1. Rákóczi, The Painted Caravan, p.40.

2. Kukil, K (ed.), The Journals of Sylvia Plath, 29 March 1958. p.599.

3. Rákóczi, The Painted Caravan, p.43. Saint Sara (Sara–la–Kali) is venerated at the thirteenth century church of Saintes Maries–de–la-Mer, Isle de la Camargue, France. Her festival days, 24-25 May, are celebrated each year and are attended by many Romany pilgrims.

4. Wallis Budge, E.A. The Gods of the Egyptians, Vol.1. Dover Publications, N.Y. 1969, pp.402-415.

5. A number of papyrus pictures show the hippopotamus being speared by the god Horus to protect Thoth.
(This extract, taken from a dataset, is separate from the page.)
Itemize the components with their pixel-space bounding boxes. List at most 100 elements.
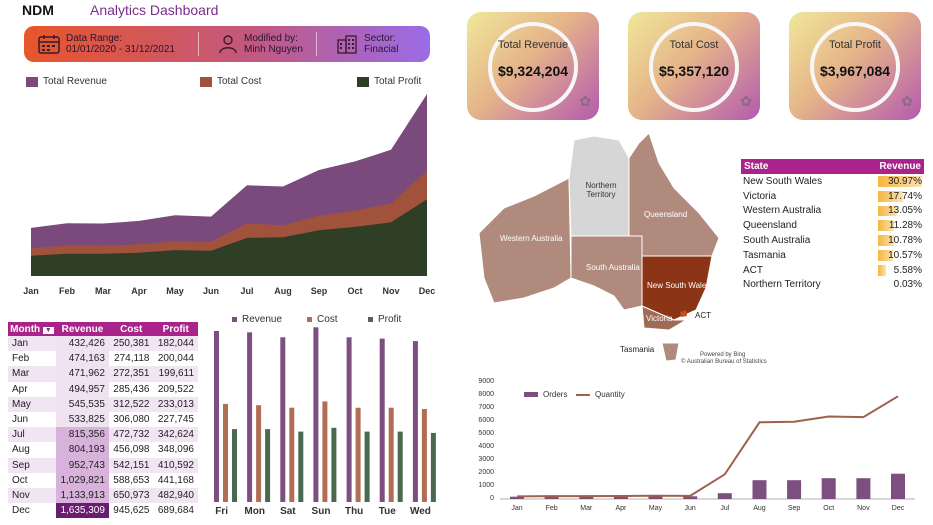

Yet, the animal was worshipped by the Egyptians and there was, in The Book of Slaughter of the Hippopotamus, a hippopotamus goddess, called Rertu, who was regarded as beneficent.

6. Hughes, T. ‘Publishing Sylvia Plath’, Winter Pollen, Faber, 1994, p.166.

7. Rákóczi, The Painted Caravan, p.43.

8. Rákóczi, The Painted Caravan, p.44.

9. Stevenson, A. Bitter Fame, Viking, 1989, p. 268.

10. Plath, S. Johnny Panic and the Bible of Dreams, Faber, 1979, pp.26 and 33.

11. Kukil, K. The Journals of Sylvia Plath, p.522.

12. Plath interviewed by Peter Orr of the British Council, 30 October, 1962. This interview is available on the internet.

13. Hughes, T. ‘Sylvia Plath and her Journals’, Winter Pollen, Faber, 1994, p.187.

14. Plath, S. Johnny Panic and the Bible of Dreams, pp.26-7.

15. With only the thumb on one hand exposed from a clenched fist, the mother asks: “Where is Thumbkin? Where is Thumbkin? Here I am.” (exposes thumb the other hand). “Here I am. How are you this morning?” (bowing the first thumb). “Very well I thank you” (bowing the other thumb).“ Run away. Run away” (conceals each thumb in turn). The game is repeated for ‘Pointer’, ‘Tallman’, ‘Ringman’ and ‘Smallman’.

16. Plath, A. (ed.), Letters Home, Faber, 1976, pp.474-5. Letter dated 23 October, 1962.

17. ‘Babushka’ is the name for an elderly Russian peasant woman; and for the folded headscarf which she wears and which, in the poem, is likened to the bandage on the thumb/head.

18. Rákóczi, The Painted Caravan, p.47.

19. Rákóczi also links the Wheel of Fortune card with the Wheel of Law. The Painted Caravan, p.45.